For him, the visit to Blackstone Valley was an outstanding experience. “In our education here, we’re looking for integration of care for patients,” he began. “We have trouble integrating clinical areas of need with mental health needs and dental health needs. That was one of the particularly impressive things about Blackstone: they manage to provide all of those needs in one setting.”

That concept, Bendeck continued, “is basically unheard of where I come from. There is not mental health support, access is limited, and there is no dental support as well. People are on their own.”

The kind of facility that Blackstone Valley has created, Bendeck continued, needs to be contemplated. “It’s very impressive – as is the comprehensive care they deliver to their patients.”

Bendeck said that he was also very impressed with the integrated quality of health care data – and the way such data is shared.

“They are so well interconnected, and the flow of information is so streamlined,” Bendeck said, praising the way that Blackstone Valley utilizes its NextGen system and health information exchange. “It’s proof that integrated health IT can really improve quality of care.”

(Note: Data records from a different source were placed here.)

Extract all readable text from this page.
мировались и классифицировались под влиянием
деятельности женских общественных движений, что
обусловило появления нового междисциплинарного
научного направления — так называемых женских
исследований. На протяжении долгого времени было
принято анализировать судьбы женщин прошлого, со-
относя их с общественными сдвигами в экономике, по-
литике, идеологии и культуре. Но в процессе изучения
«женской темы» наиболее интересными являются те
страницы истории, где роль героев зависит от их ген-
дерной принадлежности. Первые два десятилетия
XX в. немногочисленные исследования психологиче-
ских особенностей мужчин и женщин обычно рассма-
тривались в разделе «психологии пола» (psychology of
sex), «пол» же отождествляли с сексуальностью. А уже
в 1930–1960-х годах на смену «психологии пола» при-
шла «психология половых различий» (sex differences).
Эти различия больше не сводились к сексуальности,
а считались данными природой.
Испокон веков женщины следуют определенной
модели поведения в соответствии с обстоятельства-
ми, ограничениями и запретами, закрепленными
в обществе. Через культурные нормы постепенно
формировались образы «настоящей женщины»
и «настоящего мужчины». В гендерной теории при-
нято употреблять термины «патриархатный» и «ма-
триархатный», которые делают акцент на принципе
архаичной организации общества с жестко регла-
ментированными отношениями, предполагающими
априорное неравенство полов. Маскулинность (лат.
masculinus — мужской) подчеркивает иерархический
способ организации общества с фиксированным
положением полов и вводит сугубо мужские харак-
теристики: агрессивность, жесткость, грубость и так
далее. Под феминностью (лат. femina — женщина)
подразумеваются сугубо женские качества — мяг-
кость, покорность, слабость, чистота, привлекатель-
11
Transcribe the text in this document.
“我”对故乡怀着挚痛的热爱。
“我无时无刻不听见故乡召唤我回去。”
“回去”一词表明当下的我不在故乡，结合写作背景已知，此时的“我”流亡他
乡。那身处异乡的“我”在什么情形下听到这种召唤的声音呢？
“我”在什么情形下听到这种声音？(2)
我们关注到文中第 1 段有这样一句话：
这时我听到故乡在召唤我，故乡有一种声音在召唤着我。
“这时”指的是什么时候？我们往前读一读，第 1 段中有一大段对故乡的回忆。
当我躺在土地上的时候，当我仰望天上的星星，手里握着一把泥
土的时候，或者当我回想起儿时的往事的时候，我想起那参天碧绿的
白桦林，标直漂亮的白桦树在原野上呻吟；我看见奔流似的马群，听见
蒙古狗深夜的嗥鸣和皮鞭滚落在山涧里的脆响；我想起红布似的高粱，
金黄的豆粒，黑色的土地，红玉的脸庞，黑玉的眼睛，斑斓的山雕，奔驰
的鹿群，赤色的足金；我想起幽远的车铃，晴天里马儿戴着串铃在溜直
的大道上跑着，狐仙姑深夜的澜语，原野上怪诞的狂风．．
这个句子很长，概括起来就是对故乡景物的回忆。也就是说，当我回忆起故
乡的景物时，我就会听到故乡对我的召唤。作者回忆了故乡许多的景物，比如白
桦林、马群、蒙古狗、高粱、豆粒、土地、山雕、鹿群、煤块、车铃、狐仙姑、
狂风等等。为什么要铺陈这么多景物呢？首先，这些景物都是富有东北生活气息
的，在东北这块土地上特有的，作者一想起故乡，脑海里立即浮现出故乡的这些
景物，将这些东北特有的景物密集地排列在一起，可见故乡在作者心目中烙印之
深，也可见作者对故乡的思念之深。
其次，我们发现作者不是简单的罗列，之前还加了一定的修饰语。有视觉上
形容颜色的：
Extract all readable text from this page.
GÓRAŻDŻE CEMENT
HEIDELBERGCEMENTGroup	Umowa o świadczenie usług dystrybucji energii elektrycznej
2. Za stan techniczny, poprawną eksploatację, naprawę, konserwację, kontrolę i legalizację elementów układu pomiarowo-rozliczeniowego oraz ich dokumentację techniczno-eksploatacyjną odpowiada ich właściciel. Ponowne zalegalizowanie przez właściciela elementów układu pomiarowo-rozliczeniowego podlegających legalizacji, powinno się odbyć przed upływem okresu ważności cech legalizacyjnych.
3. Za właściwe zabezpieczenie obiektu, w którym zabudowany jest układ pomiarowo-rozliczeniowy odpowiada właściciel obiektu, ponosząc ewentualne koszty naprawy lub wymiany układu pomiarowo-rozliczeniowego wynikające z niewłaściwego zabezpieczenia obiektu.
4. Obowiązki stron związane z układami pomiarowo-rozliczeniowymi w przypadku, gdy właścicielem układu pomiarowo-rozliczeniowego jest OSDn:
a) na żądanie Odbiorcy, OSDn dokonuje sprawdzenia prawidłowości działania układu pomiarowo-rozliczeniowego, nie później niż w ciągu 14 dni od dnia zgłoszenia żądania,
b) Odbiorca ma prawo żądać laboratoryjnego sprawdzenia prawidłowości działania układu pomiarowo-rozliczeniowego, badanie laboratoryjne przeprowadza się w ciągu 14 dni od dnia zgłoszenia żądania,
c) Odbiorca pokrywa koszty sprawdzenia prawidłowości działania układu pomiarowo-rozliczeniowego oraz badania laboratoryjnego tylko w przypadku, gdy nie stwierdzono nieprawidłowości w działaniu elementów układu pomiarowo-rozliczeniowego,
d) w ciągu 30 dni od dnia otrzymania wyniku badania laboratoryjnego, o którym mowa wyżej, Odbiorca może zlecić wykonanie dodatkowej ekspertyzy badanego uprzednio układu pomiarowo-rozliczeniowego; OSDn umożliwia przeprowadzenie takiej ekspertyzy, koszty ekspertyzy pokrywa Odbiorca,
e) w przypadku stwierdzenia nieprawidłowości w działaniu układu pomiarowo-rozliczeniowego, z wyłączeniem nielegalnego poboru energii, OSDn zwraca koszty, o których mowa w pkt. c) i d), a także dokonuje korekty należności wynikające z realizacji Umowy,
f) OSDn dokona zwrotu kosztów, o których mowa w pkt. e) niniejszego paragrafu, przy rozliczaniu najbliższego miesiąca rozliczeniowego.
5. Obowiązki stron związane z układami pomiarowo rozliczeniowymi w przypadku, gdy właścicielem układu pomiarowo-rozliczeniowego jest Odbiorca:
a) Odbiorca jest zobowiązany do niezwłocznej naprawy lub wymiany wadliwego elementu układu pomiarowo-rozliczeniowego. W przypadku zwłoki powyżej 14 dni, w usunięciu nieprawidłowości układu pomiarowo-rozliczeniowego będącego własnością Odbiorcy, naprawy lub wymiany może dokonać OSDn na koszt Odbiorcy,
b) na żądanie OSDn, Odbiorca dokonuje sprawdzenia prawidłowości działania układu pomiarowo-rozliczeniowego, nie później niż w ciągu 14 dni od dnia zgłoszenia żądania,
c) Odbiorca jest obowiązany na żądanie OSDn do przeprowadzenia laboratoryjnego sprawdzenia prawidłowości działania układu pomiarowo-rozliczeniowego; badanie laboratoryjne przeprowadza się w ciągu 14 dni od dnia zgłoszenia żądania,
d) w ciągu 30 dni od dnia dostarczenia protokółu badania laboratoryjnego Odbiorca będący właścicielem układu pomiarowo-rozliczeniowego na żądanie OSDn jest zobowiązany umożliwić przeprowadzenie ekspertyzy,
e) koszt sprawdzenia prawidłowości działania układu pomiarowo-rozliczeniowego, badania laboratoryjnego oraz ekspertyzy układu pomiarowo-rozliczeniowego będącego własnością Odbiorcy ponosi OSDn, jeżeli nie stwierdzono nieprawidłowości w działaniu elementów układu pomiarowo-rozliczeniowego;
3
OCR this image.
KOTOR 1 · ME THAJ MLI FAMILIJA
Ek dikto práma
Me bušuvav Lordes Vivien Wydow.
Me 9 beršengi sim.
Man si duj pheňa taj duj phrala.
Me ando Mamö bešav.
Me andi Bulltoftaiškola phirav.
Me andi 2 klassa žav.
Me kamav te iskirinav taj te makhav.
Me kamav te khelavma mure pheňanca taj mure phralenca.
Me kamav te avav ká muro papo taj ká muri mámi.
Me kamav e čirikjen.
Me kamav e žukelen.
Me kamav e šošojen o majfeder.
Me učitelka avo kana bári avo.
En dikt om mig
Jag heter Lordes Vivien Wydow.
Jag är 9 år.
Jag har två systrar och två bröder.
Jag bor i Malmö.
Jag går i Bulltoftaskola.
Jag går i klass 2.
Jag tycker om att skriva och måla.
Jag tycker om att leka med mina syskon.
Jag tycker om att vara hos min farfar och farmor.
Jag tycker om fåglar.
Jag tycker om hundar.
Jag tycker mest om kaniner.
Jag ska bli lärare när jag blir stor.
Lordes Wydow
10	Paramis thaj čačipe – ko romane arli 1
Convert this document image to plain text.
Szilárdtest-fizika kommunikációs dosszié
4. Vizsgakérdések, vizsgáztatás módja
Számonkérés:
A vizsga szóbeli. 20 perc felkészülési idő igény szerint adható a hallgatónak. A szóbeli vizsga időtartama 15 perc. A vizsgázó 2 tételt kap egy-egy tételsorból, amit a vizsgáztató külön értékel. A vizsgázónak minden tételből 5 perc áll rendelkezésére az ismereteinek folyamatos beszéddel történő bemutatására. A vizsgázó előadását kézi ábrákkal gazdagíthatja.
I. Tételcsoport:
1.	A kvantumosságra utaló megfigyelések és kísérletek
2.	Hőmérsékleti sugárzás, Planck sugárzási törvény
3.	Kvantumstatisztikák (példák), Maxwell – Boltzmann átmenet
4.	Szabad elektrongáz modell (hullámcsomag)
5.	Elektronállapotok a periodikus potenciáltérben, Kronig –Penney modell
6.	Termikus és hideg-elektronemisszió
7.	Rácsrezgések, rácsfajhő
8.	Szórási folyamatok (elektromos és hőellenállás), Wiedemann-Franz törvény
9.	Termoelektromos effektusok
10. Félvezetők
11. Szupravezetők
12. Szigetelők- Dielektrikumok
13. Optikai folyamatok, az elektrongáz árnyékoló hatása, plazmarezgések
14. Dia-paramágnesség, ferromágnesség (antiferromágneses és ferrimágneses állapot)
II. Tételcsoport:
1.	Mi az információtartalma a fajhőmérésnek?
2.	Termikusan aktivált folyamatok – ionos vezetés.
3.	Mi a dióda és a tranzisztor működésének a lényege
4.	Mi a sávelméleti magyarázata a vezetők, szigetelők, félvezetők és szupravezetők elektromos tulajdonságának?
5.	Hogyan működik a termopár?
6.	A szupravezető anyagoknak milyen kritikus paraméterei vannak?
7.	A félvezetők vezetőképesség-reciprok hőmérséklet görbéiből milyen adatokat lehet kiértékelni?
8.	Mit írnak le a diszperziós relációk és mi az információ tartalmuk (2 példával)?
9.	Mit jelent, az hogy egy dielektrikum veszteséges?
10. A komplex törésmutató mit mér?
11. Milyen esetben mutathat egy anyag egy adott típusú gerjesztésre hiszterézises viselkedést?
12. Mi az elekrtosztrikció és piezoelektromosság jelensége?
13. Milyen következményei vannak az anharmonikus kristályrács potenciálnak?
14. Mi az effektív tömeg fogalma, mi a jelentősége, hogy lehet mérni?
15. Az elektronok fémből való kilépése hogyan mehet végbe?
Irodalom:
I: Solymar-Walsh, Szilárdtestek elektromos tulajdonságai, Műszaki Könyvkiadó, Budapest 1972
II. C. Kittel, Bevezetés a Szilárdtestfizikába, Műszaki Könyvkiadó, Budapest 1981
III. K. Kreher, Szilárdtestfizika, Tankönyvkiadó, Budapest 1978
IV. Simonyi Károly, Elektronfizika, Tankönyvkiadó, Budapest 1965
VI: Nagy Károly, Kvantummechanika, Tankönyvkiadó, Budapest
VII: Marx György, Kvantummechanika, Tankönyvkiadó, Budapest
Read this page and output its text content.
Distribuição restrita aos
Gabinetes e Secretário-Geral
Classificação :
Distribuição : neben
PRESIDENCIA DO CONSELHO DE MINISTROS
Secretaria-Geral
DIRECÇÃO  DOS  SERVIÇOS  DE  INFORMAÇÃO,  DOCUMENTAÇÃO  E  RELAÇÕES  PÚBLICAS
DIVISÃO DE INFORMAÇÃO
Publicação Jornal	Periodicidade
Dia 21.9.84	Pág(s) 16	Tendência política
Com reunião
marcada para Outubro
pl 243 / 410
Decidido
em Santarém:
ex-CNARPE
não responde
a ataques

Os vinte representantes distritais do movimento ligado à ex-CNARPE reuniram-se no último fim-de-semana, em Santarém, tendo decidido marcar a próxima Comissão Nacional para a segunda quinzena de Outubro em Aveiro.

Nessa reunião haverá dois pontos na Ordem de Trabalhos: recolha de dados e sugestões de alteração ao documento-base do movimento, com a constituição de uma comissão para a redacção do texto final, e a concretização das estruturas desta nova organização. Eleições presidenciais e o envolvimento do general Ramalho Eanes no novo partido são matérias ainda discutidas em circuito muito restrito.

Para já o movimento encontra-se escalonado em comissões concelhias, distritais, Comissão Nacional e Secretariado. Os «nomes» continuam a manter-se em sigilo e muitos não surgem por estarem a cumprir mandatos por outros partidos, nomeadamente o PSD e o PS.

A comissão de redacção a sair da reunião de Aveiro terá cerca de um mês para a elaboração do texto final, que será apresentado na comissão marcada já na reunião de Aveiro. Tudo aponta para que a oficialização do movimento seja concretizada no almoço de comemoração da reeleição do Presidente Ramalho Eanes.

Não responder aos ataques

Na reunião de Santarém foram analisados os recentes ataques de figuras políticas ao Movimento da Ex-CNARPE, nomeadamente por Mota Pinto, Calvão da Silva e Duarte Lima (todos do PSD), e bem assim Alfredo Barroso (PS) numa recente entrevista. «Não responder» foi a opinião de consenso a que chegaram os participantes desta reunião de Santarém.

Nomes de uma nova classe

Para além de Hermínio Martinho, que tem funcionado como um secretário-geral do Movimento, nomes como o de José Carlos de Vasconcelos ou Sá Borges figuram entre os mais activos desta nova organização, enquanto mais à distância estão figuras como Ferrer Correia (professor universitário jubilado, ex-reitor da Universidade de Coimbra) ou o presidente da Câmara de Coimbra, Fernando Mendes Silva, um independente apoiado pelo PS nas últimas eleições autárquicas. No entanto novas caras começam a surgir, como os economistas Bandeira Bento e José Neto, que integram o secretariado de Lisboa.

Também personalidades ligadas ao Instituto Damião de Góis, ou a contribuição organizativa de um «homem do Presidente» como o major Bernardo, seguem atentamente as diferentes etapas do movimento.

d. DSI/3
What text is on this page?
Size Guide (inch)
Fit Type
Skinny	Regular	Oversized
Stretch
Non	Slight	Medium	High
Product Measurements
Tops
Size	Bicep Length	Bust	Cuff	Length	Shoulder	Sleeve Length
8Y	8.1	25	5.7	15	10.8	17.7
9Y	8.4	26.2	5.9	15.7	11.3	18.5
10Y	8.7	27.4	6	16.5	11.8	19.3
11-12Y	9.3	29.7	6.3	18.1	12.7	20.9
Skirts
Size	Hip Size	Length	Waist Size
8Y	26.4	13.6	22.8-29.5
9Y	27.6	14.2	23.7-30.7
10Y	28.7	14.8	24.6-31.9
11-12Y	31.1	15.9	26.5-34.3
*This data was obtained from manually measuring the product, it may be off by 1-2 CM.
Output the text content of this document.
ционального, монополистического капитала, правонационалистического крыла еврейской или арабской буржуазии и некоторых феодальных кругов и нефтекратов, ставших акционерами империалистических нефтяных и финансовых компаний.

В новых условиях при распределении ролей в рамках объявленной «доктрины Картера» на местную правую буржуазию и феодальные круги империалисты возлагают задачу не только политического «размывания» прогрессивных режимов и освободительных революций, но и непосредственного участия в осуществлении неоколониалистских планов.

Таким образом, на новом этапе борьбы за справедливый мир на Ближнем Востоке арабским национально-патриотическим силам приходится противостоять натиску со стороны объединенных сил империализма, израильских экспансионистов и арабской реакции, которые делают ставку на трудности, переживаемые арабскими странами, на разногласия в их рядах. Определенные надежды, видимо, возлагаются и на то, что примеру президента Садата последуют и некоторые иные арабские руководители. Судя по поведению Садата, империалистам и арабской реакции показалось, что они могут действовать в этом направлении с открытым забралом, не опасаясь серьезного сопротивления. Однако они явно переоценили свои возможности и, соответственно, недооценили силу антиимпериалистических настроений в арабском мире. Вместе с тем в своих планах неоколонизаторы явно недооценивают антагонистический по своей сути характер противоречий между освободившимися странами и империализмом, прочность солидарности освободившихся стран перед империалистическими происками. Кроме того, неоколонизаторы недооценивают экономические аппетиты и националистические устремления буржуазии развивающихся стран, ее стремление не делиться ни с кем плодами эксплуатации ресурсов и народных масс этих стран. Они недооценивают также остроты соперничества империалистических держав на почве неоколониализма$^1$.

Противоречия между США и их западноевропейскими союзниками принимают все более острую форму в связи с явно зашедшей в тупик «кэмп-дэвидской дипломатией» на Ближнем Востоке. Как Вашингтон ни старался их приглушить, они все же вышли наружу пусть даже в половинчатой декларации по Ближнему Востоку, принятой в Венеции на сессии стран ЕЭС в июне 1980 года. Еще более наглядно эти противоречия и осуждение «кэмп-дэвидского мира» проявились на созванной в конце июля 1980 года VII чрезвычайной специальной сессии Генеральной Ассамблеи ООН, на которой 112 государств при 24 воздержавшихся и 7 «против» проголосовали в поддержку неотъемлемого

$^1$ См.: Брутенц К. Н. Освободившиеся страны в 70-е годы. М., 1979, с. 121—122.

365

What the visit to Blackstone did for Bendeck, he continued, was to demonstrate how the things that were being talked about the classroom at Brown could become an actual working reality.

“Blackstone Valley made the vision of integrated medicine a reality for me,” he said. “We’ve look at all the barriers and all the opportunities to make it happen, but we didn’t have the evidence or proof that it was doable.”

Bendeck, whose critical challenge project is looking at transitional care at the time of discharge from hospitals, called the visit very reassuring.

“We are all struggling in our environments,” he said. “To see that there is this institution that has managed to use health information technology to its advantage, to integrate clinical care, dental care, and mental health care, is reassuring.”

Bendeck also praised the leadership at Blackstone Valley. “They have created the right culture, surrounded themselves with the right people, and made it possible for Blackstone to become what they are today,” he said.

The challenge, he continued, is whether Blackstone’s model can be translated to a different payer environment. “That’s the big challenge.”